Samedi de la 4ème semaine de Carême
Évangile de Jésus Christ selon saint Jean
En ce temps-là,
Jésus enseignait au temple de Jérusalem.
Dans la foule, on avait entendu ses paroles,
et les uns disaient :
« C’est vraiment lui, le Prophète annoncé ! »
D’autres disaient :
« C’est lui le Christ ! »
Mais d’autres encore demandaient :
« Le Christ peut-il venir de Galilée ?
L’Écriture ne dit-elle pas
que c’est de la descendance de David
et de Bethléem, le village de David, que vient le Christ ? »

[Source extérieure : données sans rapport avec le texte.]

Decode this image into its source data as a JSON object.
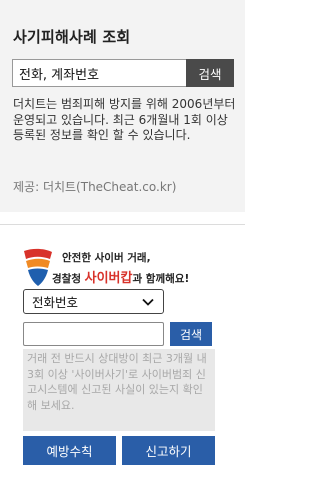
{
  "thecheat": {
    "title": "사기피해사례 조회",
    "search_value": "전화, 계좌번호",
    "search_button": "검색",
    "info": "더치트는 범죄피해 방지를 위해 2006년부터 운영되고 있습니다. 최근 6개월내 1회 이상 등록된 정보를 확인 할 수 있습니다.",
    "source": "제공: 더치트(TheCheat.co.kr)"
  },
  "cybercop": {
    "banner_line1": "안전한 사이버 거래,",
    "banner_line2_prefix": "경찰청 ",
    "banner_brand": "사이버캅",
    "banner_line2_suffix": "과 함께해요!",
    "select_value": "전화번호",
    "search_button": "검색",
    "notice": "거래 전 반드시 상대방이 최근 3개월 내 3회 이상 '사이버사기'로 사이버범죄 신고시스템에 신고된 사실이 있는지 확인해 보세요.",
    "prevention_button": "예방수칙",
    "report_button": "신고하기"
  },
  "colors": {
    "panel_bg": "#f3f3f3",
    "dark_button": "#4a4a4a",
    "blue_button": "#2a5ea8",
    "brand_red": "#d8322a"
  },
  "icons": {
    "banner_logo": "cybercop-logo-icon",
    "select_arrow": "chevron-down-icon"
  }
}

C’est ainsi que la foule se divisa à cause de lui.
Quelques-uns d’entre eux voulaient l’arrêter,
mais personne ne mit la main sur lui.
Les gardes revinrent auprès des grands prêtres et des pharisiens,
qui leur demandèrent :
« Pourquoi ne l’avez-vous pas amené ? »
Les gardes répondirent :
« Jamais un homme n’a parlé de la sorte ! »
Les pharisiens leur répliquèrent :
« Alors, vous aussi, vous vous êtes laissé égarer ?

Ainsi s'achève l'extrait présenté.